Ia yakin, vaksin COVID-19 yang digunakan pemerintah dalam vaksinasi aman karena telah melalui pengujian keamanan.

"Kalau ditanya apakah vaksin aman saya akan katakan Insya Allah aman karena sudah melewati fase I dan II. Sejak uji fase I dan II keamanan vaksin sudah bisa terlihat," katanya.

"Kalau keberhasilannya 30 persen maka 30 persen terlindungi, jika 60 persen maka 60 persen terlindung dan baru akan bisa dilihat setahun ke depan (hasilnya)," ia menambahkan.

Majelis Ulama Indonesia (MUI), ia melanjutkan, juga sudah mengeluarkan fatwa mengenai kehalalan vaksin COVID-19 buatan Sinovac yang digunakan pemerintah dalam vaksinasi tahap pertama.

"Saya tidak terlalu pusing memikirkan ini. Kalau pun ternyata ada kandungan zat yang tidak halal, saya memutuskan tetap melakukan vaksin dengan pertimbangan dalam keadaan darurat," ujarnya.

Mengenai efek samping vaksinasi COVID-19, ia mengemukakan bahwa semua vaksin punya efek samping.
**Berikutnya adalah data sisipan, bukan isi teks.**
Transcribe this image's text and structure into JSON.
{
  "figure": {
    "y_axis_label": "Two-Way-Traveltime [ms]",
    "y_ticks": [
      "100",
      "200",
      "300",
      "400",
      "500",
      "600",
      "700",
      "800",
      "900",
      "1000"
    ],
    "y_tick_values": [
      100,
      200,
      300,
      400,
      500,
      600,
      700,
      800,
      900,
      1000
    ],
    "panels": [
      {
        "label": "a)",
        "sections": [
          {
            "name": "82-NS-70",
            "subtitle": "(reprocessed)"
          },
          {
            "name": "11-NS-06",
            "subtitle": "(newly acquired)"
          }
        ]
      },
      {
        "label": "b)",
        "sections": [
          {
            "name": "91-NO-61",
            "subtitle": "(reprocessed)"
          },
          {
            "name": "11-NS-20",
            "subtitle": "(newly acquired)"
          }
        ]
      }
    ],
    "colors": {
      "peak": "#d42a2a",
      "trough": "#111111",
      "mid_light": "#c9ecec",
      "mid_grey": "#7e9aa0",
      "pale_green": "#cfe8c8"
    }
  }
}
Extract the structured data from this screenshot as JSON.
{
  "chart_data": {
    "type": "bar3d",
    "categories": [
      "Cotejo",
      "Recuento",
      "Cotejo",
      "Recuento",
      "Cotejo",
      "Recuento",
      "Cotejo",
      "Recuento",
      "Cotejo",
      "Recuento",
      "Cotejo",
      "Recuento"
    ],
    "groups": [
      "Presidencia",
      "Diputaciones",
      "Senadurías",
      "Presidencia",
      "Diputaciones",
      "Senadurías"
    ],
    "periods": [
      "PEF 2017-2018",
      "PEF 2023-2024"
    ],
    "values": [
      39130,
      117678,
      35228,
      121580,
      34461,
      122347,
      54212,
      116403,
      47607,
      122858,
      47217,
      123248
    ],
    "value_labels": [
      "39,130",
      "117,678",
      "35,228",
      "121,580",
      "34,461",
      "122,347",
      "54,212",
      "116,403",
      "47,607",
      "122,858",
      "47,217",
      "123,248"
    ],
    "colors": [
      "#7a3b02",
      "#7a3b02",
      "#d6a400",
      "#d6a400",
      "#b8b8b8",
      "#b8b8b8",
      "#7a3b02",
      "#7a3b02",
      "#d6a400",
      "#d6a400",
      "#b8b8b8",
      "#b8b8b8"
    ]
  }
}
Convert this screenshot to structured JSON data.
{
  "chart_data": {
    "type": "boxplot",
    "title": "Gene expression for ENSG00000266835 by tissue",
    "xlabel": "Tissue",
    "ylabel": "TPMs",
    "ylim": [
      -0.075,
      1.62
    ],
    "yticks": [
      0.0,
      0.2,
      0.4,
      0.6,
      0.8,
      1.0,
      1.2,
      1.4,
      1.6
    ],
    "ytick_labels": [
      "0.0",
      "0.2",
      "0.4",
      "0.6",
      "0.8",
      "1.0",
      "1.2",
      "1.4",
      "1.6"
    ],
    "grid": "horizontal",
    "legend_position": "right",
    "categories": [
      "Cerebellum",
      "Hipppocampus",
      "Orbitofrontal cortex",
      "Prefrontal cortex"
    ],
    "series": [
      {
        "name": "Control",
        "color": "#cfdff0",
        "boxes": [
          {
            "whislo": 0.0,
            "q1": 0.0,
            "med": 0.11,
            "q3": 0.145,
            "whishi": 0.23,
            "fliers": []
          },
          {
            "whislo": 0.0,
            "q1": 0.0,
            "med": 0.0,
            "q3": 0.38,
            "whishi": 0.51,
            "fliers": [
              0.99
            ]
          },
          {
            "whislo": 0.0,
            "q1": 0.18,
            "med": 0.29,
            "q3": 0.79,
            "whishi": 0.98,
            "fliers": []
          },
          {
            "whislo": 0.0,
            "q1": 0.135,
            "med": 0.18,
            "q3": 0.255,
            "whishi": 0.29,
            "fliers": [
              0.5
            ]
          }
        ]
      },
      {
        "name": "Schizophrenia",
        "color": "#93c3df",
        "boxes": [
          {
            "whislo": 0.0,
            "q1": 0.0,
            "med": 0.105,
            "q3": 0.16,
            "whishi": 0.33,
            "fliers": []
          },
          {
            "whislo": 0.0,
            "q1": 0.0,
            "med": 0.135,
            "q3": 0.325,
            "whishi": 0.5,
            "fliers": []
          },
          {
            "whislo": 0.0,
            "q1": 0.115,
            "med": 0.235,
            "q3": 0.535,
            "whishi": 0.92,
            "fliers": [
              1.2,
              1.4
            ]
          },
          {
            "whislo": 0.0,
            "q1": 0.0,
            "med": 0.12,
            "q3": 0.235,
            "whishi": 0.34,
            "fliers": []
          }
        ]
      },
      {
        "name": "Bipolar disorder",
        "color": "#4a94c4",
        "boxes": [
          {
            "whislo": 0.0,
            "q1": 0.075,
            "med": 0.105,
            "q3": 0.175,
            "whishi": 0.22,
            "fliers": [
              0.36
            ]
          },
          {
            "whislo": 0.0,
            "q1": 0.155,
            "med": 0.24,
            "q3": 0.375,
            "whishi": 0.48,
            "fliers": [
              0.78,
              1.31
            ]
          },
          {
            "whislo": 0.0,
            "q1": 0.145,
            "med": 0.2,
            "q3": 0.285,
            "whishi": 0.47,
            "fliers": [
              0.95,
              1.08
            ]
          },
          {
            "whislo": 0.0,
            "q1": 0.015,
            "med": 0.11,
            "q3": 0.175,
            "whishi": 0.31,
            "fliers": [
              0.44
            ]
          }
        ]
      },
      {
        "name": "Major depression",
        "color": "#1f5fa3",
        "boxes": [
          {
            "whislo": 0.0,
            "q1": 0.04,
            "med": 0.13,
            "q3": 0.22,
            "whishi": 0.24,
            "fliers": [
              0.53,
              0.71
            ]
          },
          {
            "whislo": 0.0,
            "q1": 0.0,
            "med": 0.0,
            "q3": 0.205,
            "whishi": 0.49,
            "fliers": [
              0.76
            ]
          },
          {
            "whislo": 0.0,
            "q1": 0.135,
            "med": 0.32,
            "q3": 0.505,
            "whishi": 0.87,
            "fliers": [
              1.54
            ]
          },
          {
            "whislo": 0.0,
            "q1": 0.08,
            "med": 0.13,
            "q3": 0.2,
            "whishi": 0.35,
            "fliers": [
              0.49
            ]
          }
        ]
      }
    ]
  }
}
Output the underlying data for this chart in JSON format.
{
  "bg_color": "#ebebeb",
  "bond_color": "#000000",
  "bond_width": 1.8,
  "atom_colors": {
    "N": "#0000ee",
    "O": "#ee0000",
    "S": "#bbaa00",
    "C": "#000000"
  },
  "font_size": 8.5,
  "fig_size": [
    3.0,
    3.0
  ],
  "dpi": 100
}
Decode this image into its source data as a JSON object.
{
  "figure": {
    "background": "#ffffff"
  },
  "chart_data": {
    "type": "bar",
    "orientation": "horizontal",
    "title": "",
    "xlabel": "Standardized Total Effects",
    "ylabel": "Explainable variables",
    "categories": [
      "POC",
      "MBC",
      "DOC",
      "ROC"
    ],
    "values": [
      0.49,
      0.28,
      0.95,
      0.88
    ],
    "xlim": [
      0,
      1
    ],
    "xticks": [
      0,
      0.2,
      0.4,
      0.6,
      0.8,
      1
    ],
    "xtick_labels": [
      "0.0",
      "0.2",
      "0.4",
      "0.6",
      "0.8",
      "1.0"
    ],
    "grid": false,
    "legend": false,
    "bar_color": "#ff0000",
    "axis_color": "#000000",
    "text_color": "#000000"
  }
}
"Jangan katakan vaksin tidak ada efek samping. Yang paling ringan adalah rasa sakit saat disuntik, lalu ada efek gatal, bengkak, merah, mual, dan sakit kepala. Bahkan untuk efek samping berat bisa pingsan," katanya.

"Yang diantisipasi adalah penanganannya," ia menambahkan.

Dia menekankan vaksinasi tidak akan serta merta menyelesaikan masalah penularan COVID-19.

"Jangan mengantungkan semua pada vaksin karena vaksin hanya salah satu dari lima pilar penanganan COVID-19 yaitu edukasi, tracing (pelacakan) dan testing, pelayanan di rumah sakit, dan penegakan hukum," katanya.

Meski vaksinasi sudah dilaksanakan, upaya-upaya penanggulangan dan pencegahan lain termasuk penerapan protokol kesehatan untuk mencegah penularan COVID-19 harus tetap dijalankan.